Almost all human cancers, however, exhibit "rearrangement" of their chromosomes.
"Rearrangements are the most dramatic form of genetic changes that can occur," study co-author Dr. Victor Velculescu explained, likening these arrangements to the chapters of a book being out of order. This type of mistake is much easier to recognize than a mere typo on one page.
But traditional genome-sequencing technology simply could not read to this level.
Currently available next-generation sequencing methods, by contrast, allow the sequencing of hundreds of millions of very short sequences in parallel, Velculescu explained.
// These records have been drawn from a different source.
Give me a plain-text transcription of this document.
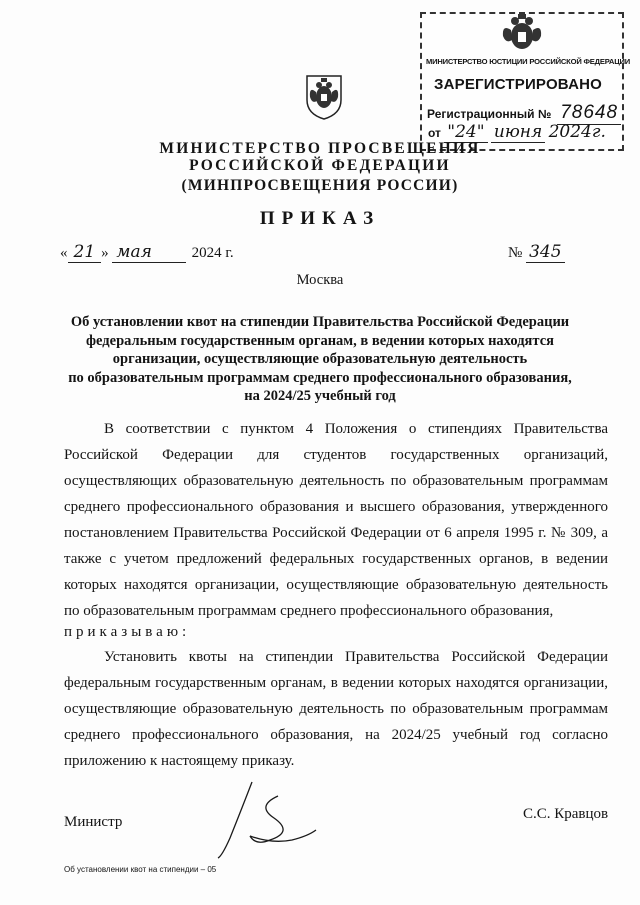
МИНИСТЕРСТВО ЮСТИЦИИ РОССИЙСКОЙ ФЕДЕРАЦИИ
ЗАРЕГИСТРИРОВАНО
Регистрационный № 78648
от "24" июня 2024г.
МИНИСТЕРСТВО ПРОСВЕЩЕНИЯ
РОССИЙСКОЙ ФЕДЕРАЦИИ
(МИНПРОСВЕЩЕНИЯ РОССИИ)
ПРИКАЗ
« 21 » мая	2024 г.	№ 345
Москва
Об установлении квот на стипендии Правительства Российской Федерации
федеральным государственным органам, в ведении которых находятся
организации, осуществляющие образовательную деятельность
по образовательным программам среднего профессионального образования,
на 2024/25 учебный год
В соответствии с пунктом 4 Положения о стипендиях Правительства Российской Федерации для студентов государственных организаций, осуществляющих образовательную деятельность по образовательным программам среднего профессионального образования и высшего образования, утвержденного постановлением Правительства Российской Федерации от 6 апреля 1995 г. № 309, а также с учетом предложений федеральных государственных органов, в ведении которых находятся организации, осуществляющие образовательную деятельность по образовательным программам среднего профессионального образования,
приказываю:
Установить квоты на стипендии Правительства Российской Федерации федеральным государственным органам, в ведении которых находятся организации, осуществляющие образовательную деятельность по образовательным программам среднего профессионального образования, на 2024/25 учебный год согласно приложению к настоящему приказу.
Министр	С.С. Кравцов
Об установлении квот на стипендии – 05
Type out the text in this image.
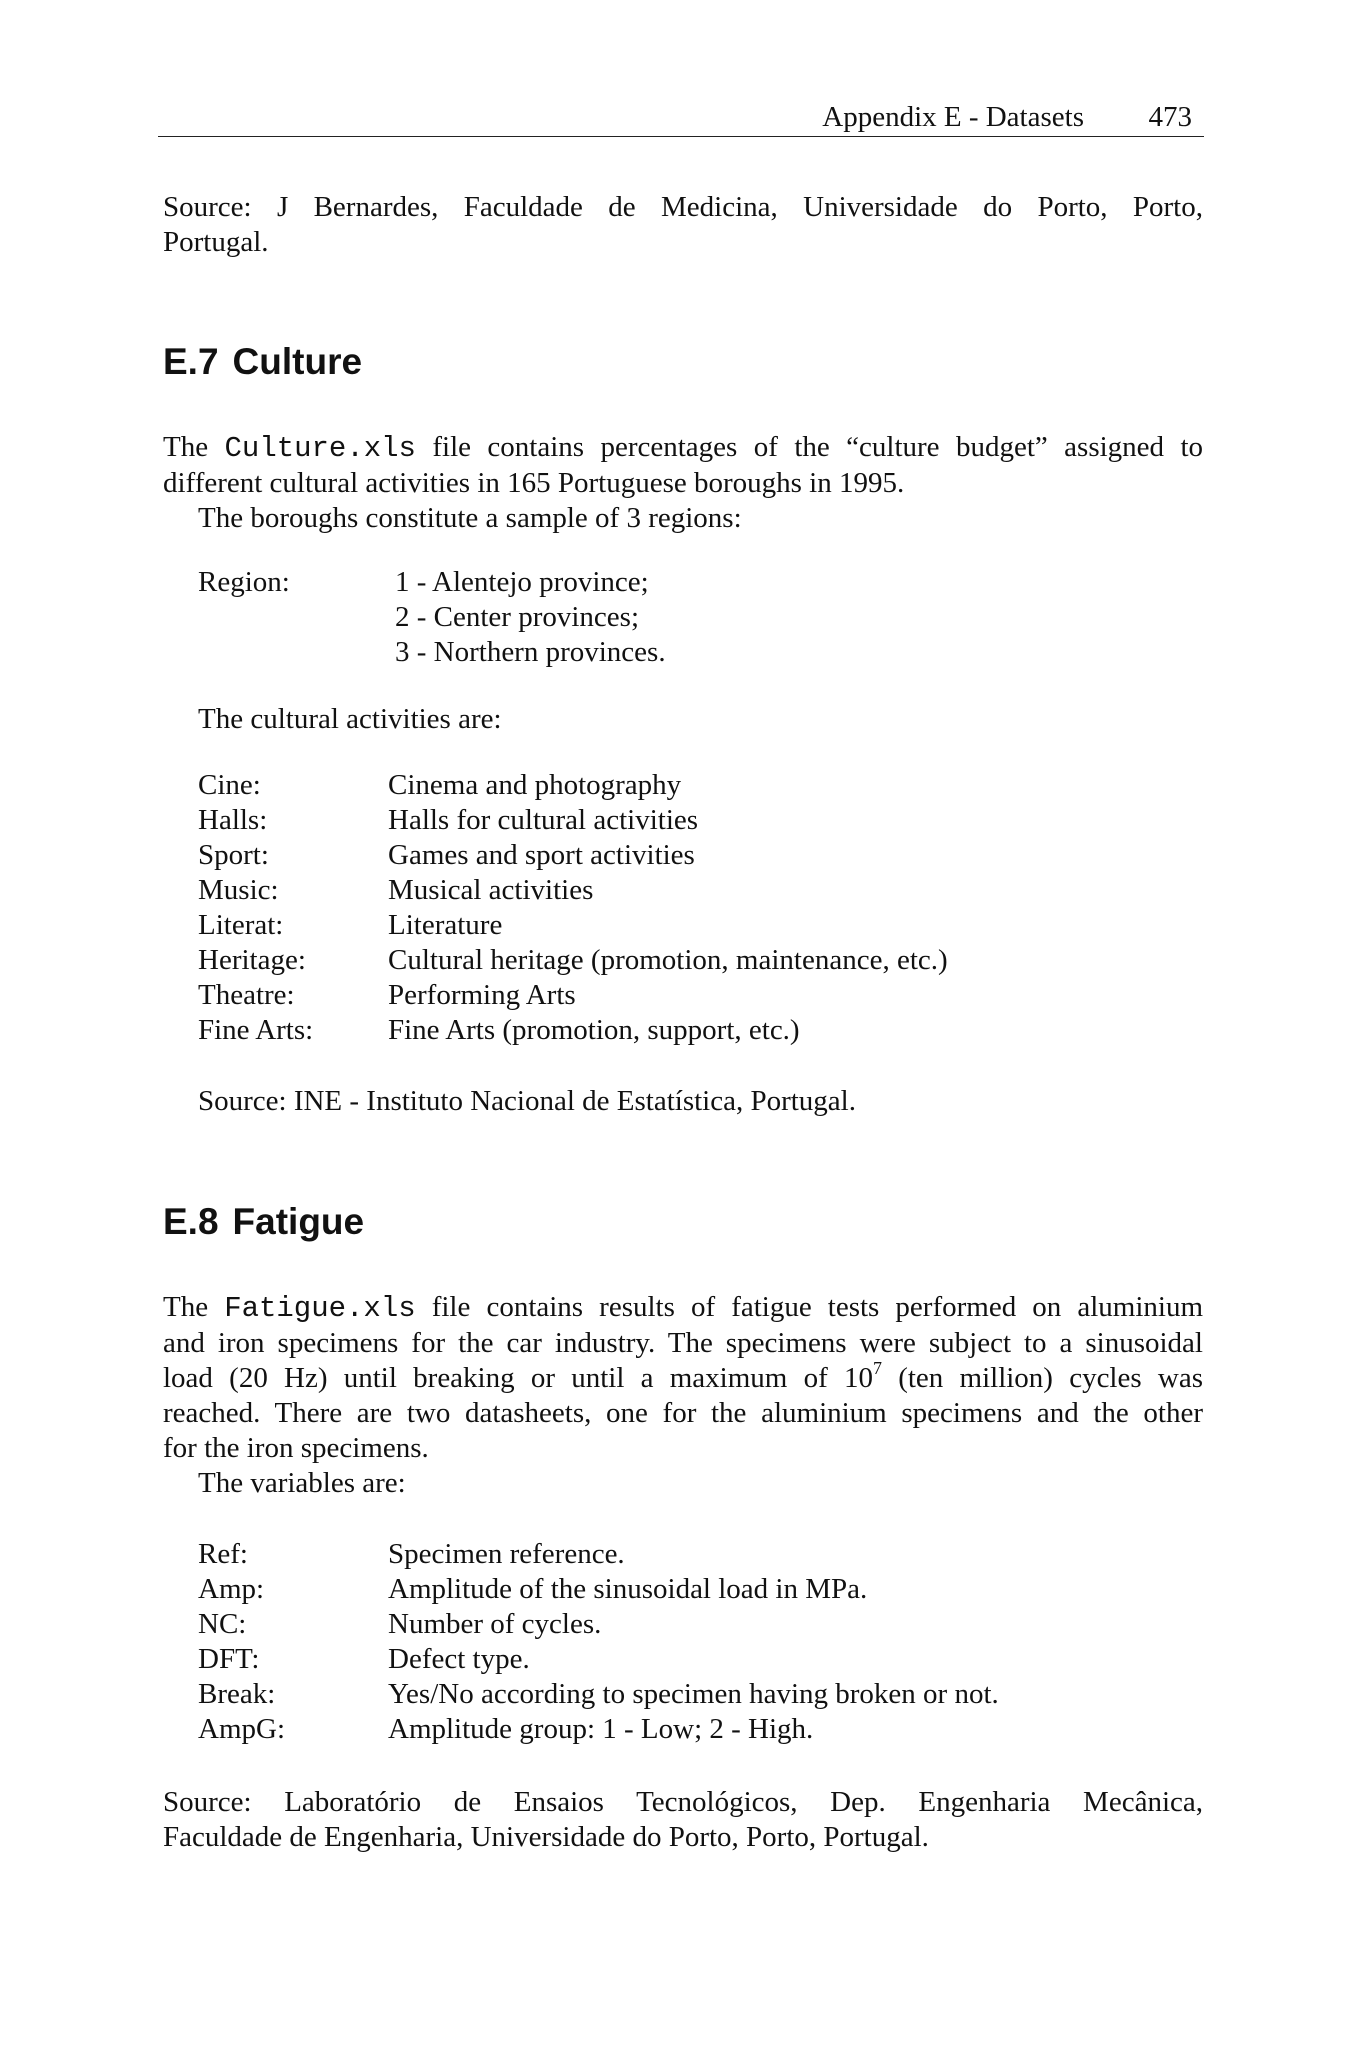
Appendix E - Datasets 473
Source: J Bernardes, Faculdade de Medicina, Universidade do Porto, Porto,
Portugal.
E.7 Culture
The Culture.xls file contains percentages of the “culture budget” assigned to
different cultural activities in 165 Portuguese boroughs in 1995.
The boroughs constitute a sample of 3 regions:
Region:	1 - Alentejo province;
2 - Center provinces;
3 - Northern provinces.
The cultural activities are:
Cine:	Cinema and photography
Halls:	Halls for cultural activities
Sport:	Games and sport activities
Music:	Musical activities
Literat:	Literature
Heritage:	Cultural heritage (promotion, maintenance, etc.)
Theatre:	Performing Arts
Fine Arts:	Fine Arts (promotion, support, etc.)
Source: INE - Instituto Nacional de Estatística, Portugal.
E.8 Fatigue
The Fatigue.xls file contains results of fatigue tests performed on aluminium
and iron specimens for the car industry. The specimens were subject to a sinusoidal
load (20 Hz) until breaking or until a maximum of $10^7$ (ten million) cycles was
reached. There are two datasheets, one for the aluminium specimens and the other
for the iron specimens.
The variables are:
Ref:	Specimen reference.
Amp:	Amplitude of the sinusoidal load in MPa.
NC:	Number of cycles.
DFT:	Defect type.
Break:	Yes/No according to specimen having broken or not.
AmpG:	Amplitude group: 1 - Low; 2 - High.
Source: Laboratório de Ensaios Tecnológicos, Dep. Engenharia Mecânica,
Faculdade de Engenharia, Universidade do Porto, Porto, Portugal.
For this study, the researchers used a new, proprietary approach called Personalized Analysis of Rearranged Ends (PARE) to analyze four colorectal and two breast cancer tumors.
First, they analyzed the tumor specimen and identified the rearrangements, then tested two blood samples to verify that the DNA had been shed into the blood, sort of like a tumor's trail of bread crumbs.
"Every cancer analyzed had these rearrangements and every rearrangement was unique and occurred in a different location of genome," said Velculescu. "No two patients had the same exact rearrangements and the rearrangements occurred only in tumor samples, not in normal tissue," he noted.
"This is a potentially highly sensitive and specific tumor marker," Velculescu added. Levels of the biomarkers also corresponded with the waxing and waning of the tumor.
"When the tumor progresses, the relative amount of the rearrangement increases in the blood and goes down after chemotherapy," Diaz said. "It tracks very nicely with the clinical history of the tumor."
The method would not be used for cancer screening and more research needs to be done to make sure PARE doesn't detect low-level tumors that don't actually need any treatment.
Although this approach is currently expensive (about $5,000 versus $1,500 for a CT scan), the authors anticipate that the cost will come down dramatically in the near future, making PARE more cost-effective than a CT scan.
Under the terms of a licensing agreement, three of the study authors, including Velculescu, are entitled to a share of royalties on sales of products related to these findings.